How to support UTF8 encoding format?

Hey @JoyJava could you please share the query profile for this query?
Click on Download Profile on the screen you pasted above to get the profile.

This has nothing to do with the query plan, it is caused by calcite, I tried the following behavior, but no success

We added the file saffron.properties to the \ org \ apache \ calcite \ util directory of calcite-core: 1.12.0-201711022309440460-bd4149e.jar

saffron.properties file as follows:
saffron.default.charset = UTF-8
saffron.default.nationalcharset = UTF-8
saffron.default.collation.name = UTF-8 $ zh_CN

thx

Glad you were able to work around the issue!
FYI, query profiles include full stack traces. We suspected the issue was in Calcite, so one of our engineers (who happens to be a Calcite committer) asked that we verify using the full trace – hence our ask.

Thanks,
Can

Yes, if it is for users in China and around the world, I recommend that all encoding formats for dremio use the UTF-8 encoding format

We follow this line of thought, did not solve the problem, we need to consult calcite community?
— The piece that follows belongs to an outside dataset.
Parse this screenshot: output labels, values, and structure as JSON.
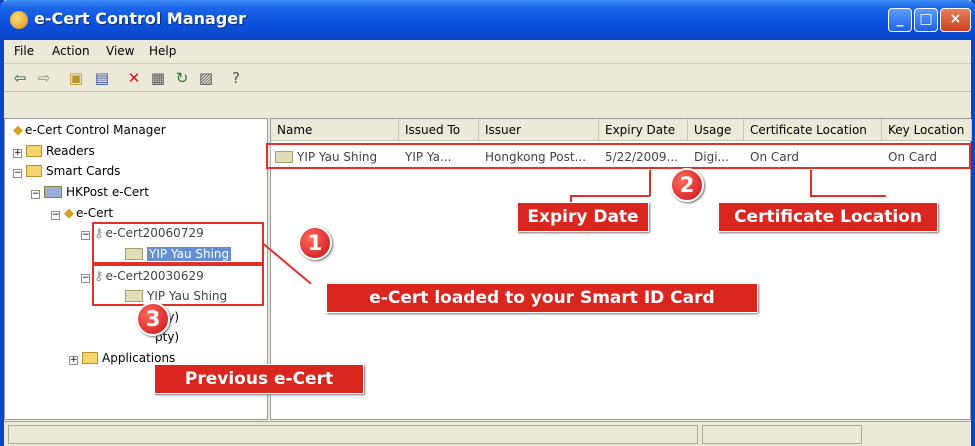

@JoyJava my bad, I misread your earlier comment. It looks like we don’t have the Calcite fix that allows you to set the encoding using the parameters you specified. We’ve filed an internal ticket for this and will reach out when this is available.

It seems we can only modify the Calcite source

So what’s the result now?

Hi,

You can change calcite default encoding via custom java option in dremio-env configuration file.
Here is example how set encoding to UTF-16:
DREMIO_JAVA_SERVER_EXTRA_OPTS=’-Dsaffron.default.charset=UTF-16LE -Dsaffron.default.nationalcharset=UTF-16LE -Dsaffron.default.collation.name=UTF-16LE$en_US’

4 Likes

@asm It can resolve the problem,thank you very much.